The CD47–SIRP$\alpha$ innate immune checkpoint has been in the focus of biomedical research [30,31,32,33,34]. The binding of CD47 to SIRP$\alpha$ has been found to play important roles in phagocytosis, auto-immunity, and host defense [1,2]. As such, the CD47–SIRP$\alpha$ protein complex has been recognized as a potential therapeutic target in cancer [3,4,30,32,33,35] and inflammation [5]. Our simulation results extend the present understanding of cooperative effects in CD47–SIRP$\alpha$ interactions and thus can influence advancements of new cancer treatments [4,35].

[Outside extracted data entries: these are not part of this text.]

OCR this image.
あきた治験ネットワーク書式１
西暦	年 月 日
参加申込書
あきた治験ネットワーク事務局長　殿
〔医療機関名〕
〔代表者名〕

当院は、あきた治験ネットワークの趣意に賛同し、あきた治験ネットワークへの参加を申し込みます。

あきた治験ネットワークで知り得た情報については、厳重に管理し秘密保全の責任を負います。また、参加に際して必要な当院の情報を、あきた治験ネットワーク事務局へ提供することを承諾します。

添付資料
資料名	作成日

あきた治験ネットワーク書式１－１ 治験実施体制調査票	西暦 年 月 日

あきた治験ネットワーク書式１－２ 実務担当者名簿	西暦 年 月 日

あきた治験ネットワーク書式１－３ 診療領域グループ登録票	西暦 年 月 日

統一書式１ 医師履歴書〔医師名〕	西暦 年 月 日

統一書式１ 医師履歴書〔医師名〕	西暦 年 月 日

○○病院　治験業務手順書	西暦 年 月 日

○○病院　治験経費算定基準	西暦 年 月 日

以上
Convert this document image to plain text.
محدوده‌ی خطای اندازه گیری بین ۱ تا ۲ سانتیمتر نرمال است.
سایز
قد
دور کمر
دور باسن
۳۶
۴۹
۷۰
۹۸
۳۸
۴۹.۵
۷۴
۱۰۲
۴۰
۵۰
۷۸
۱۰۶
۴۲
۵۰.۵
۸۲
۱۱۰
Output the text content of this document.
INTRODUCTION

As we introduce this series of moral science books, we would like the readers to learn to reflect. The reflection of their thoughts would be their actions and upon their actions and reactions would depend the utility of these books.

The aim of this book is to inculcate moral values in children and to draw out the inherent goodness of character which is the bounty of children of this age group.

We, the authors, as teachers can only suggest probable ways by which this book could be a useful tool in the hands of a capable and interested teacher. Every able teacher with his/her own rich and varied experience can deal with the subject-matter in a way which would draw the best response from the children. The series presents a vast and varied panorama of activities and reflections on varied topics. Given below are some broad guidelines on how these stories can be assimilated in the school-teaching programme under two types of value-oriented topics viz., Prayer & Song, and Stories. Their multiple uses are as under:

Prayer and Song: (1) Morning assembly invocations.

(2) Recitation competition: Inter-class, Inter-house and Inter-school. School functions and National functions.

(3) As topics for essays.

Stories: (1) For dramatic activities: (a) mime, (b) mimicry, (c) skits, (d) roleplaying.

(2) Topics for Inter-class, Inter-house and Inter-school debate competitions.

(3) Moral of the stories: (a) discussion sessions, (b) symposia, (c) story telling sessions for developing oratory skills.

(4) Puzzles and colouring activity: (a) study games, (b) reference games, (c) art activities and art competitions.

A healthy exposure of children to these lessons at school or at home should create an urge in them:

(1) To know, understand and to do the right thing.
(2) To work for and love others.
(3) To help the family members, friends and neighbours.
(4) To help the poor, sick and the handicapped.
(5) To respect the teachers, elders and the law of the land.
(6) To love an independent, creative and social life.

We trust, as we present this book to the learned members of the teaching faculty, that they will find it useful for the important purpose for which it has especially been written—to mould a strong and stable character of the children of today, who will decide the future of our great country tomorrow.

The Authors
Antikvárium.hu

It is important to note that the lattice-based mesoscale model employed in this study has several limitations. First of all, as CD47 and SIRP$\alpha$ molecules are represented by single particles with no internal structure, the conformational and rotational entropy of these proteins is not included in the model. Secondly, the discretization of the membrane into square patches can impose artifacts in the distribution of the ligands within the membrane. It also limits the spatial resolution in the membrane lateral directions to $a=15$ nm and the temporal resolution to about 60 $\mathsf{\mu }$s. In principle, all of the aforementioned limitations can be overcome by using coarse-grained molecular dynamics simulations [6,36,37]. However, the computational costs still prohibit coarse-grained molecular dynamics simulations from exploring the length and time scales investigated in the present study using a lattice-based mesoscale model.

The major advantage of our present work over previous studies on the cooperative binding of CD47 with SIRP$\alpha$ [9] is that, here, we captured and quantified the long-ranged, membrane-mediated, entropic attraction between CD47–SIRP$\alpha$ complexes (Figure 5 and Figure 6). We also established how membrane fluctuations affect the CD47–SIRP$\alpha$ binding rate constants $k_{\mathrm{on}}$ and $k_{\mathrm{off}}$ (Figure 4). This progress was possible because we carefully parameterized a lattice-based mesoscale model, performed extensive simulations of a sufficiently large adhesion zone with the linear size $L=6\mathsf{\mu }\mathrm{m}$, and analyzed the simulation data in detail to determine various physical quantities. Further insights into the dynamics of the CD47–SIRP$\alpha$ checkpoint can be gained in the future using coarse-grained molecular dynamics simulations [36,37].